The latest data from market research firm NPD Group shows Apple performing very well in U.S. PC sales for the month of October. The 21.5-inch iMac and 27-inch iMac are in first and third place, respectively, under the desktop category while the low-end 13-inch MacBook Pro took the top spot in notebook sales figures. Apple also placed 8th, 9th, and 10th in the notebook category. One caveat: NPD data only shows online and retail store figures. It does not include direct sales of computers to consumers.
Though CNet has quoted NPD’s vice president of industry analysis as saying:
“For the most part, October was a down month on the Windows side because [PC manufacturers] were working through inventory before the Windows 7 launch.”

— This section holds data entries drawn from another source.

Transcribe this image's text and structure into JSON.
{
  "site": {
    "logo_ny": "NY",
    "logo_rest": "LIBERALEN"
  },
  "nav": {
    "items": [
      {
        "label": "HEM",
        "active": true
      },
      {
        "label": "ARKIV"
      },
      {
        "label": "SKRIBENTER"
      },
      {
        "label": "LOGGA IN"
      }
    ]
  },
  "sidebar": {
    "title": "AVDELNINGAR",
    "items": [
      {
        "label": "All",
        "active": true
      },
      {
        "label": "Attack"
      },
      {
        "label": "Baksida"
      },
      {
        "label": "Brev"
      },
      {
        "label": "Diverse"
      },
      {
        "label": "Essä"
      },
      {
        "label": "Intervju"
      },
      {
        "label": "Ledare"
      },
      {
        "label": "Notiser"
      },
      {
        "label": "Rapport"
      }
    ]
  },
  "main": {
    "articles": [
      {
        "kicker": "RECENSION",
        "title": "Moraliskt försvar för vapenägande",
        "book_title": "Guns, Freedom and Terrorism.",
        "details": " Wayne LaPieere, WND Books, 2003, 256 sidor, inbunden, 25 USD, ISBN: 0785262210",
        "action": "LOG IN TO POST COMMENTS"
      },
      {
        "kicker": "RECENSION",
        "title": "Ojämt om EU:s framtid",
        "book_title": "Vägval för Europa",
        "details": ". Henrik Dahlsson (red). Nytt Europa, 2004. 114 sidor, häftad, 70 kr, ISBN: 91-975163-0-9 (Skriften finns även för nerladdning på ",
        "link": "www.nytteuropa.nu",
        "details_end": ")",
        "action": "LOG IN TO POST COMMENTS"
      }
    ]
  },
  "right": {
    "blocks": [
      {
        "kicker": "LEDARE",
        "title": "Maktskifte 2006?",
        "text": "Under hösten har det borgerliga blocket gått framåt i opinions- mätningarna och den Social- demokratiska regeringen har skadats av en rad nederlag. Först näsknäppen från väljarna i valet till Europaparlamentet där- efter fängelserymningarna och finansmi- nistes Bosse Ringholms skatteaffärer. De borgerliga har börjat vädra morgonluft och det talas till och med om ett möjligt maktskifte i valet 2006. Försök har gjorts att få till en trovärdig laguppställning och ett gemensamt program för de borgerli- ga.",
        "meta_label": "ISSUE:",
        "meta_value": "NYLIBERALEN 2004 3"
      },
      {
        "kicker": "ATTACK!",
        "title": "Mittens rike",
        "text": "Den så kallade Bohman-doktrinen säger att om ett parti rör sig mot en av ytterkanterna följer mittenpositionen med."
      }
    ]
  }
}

Global brand strategist and author of the blog Dim Bulb, Jonathan Salem Baskin, is quick to disabuse readers of that notion in his InformationWeek article, The Causality Behind Apple’s Success:
It’s silly to presume that people bought iMacs because retailers were clearing out inventory prior to Windows 7. If anything, any clearance efforts on Vista boxes would have been a competitive pressure on Apple, meaning that its success was greater (selling in spite of redlined PCs). If consumers were waiting for Windows 7, that wouldn’t have translated into Apple sales whatsoever; it would have depressed overall PC sales, though I have trouble believing that the vast numbers of Wintel boxes and retail outlets were so badly hit by new OS anticipation to make Apple’s sales numbers shine so much better.